For any point $y$, the projection onto a nonempty and closed convex set $X$ is defined as
$$\Pi_X(y) := \arg\min_{x \in X} \frac{1}{2} \| x - y \|_2^2.$$
I am trying to prove for any point $x\in X$,
$$\langle y - \Pi_X(y) , x - \Pi_X(y) \rangle \le 0$$
First, let $f(x)=\frac{1}{2}\|x-y\|_2^2$, $\nabla f(x)=x-y$. $f(x)$ is a convex function because $\nabla^2f(x)=1\ge0$. So,
$$f(x)\ge f(\Pi_X(y))+\nabla f(\Pi_X(y))^T(x-\Pi_X(y))=f(\Pi_X(y))+(\Pi_X(y)-y)^T(x-\Pi_X(y))\\ \Rightarrow (\Pi_X(y)-y)^T(x-\Pi_X(y)) = \langle \Pi_X(y)-y, x-\Pi_X(y) \rangle \le f(x) - f(\Pi_X(y))\\ \Rightarrow \langle y - \Pi_X(y) , x - \Pi_X(y) \rangle \ge f(\Pi_X(y)) - f(x)$$
And because $\Pi_X(y)$ is the projection of $y$ onto $X$, $f(\Pi_X(y)) \le f(x)$, $f(\Pi_X(y)) - f(x)\le0$. At this point, I can't continue my proof. Is there something wrong with my process?

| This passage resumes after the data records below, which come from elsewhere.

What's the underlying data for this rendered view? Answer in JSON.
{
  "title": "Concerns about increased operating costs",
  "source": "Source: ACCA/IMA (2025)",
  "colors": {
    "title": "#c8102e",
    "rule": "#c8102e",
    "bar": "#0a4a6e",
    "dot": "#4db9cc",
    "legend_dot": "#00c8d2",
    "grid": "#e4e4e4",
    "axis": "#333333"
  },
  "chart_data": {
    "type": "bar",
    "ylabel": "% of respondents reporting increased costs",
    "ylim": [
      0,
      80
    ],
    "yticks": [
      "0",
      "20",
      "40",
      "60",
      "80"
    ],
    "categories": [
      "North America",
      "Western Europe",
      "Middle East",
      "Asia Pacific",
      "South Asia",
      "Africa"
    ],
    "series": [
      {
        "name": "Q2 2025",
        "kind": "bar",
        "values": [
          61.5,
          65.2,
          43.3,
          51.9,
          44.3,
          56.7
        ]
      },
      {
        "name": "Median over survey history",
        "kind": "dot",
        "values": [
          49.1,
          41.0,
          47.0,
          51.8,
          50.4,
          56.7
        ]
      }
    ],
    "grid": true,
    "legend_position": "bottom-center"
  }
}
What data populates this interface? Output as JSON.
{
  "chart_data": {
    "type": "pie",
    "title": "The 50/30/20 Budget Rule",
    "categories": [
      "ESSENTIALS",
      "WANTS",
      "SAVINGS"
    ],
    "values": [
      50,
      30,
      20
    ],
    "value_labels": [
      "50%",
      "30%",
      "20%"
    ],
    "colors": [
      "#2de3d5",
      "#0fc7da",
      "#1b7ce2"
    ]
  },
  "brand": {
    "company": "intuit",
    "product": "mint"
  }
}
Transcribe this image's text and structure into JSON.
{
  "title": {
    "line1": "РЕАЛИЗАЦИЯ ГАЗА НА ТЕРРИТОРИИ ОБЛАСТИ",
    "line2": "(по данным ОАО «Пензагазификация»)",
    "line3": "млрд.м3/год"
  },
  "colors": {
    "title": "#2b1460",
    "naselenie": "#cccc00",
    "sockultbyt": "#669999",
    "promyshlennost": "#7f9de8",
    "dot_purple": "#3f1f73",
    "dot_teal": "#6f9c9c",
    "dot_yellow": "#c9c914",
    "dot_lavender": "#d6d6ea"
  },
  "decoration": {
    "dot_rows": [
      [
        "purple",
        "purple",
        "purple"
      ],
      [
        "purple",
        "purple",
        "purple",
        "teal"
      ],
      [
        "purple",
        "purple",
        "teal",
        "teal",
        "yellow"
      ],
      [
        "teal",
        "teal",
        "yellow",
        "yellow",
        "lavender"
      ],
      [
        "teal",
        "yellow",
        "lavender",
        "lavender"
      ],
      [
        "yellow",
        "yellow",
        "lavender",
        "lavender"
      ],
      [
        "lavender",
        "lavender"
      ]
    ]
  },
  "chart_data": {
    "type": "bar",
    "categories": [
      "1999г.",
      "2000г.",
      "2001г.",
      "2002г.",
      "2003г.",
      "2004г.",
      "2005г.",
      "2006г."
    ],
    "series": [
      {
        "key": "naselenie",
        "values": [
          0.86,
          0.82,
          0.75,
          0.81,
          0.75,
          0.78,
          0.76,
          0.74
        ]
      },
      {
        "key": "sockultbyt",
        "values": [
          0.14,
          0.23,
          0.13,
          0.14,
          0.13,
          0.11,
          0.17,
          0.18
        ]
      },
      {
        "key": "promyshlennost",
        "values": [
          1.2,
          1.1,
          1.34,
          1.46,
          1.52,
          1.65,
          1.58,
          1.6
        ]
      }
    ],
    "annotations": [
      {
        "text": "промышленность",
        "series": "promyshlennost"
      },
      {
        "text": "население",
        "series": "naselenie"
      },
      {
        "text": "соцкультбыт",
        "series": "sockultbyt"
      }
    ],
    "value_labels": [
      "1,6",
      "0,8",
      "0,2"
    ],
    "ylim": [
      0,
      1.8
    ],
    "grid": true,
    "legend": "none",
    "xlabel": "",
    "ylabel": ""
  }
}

Let $z:=\Pi_X(y)$, let $x\in X$, $t>0$. Then $$ 0 \le f(z+t(x-z)) - f(z) = t(z-y, x-z) + \frac {t^2}2\|x-z\|^2. $$ This is the Taylor expansion of the quadratic function $f$. Now divide by $t$ and pass to the limit $t\searrow0$.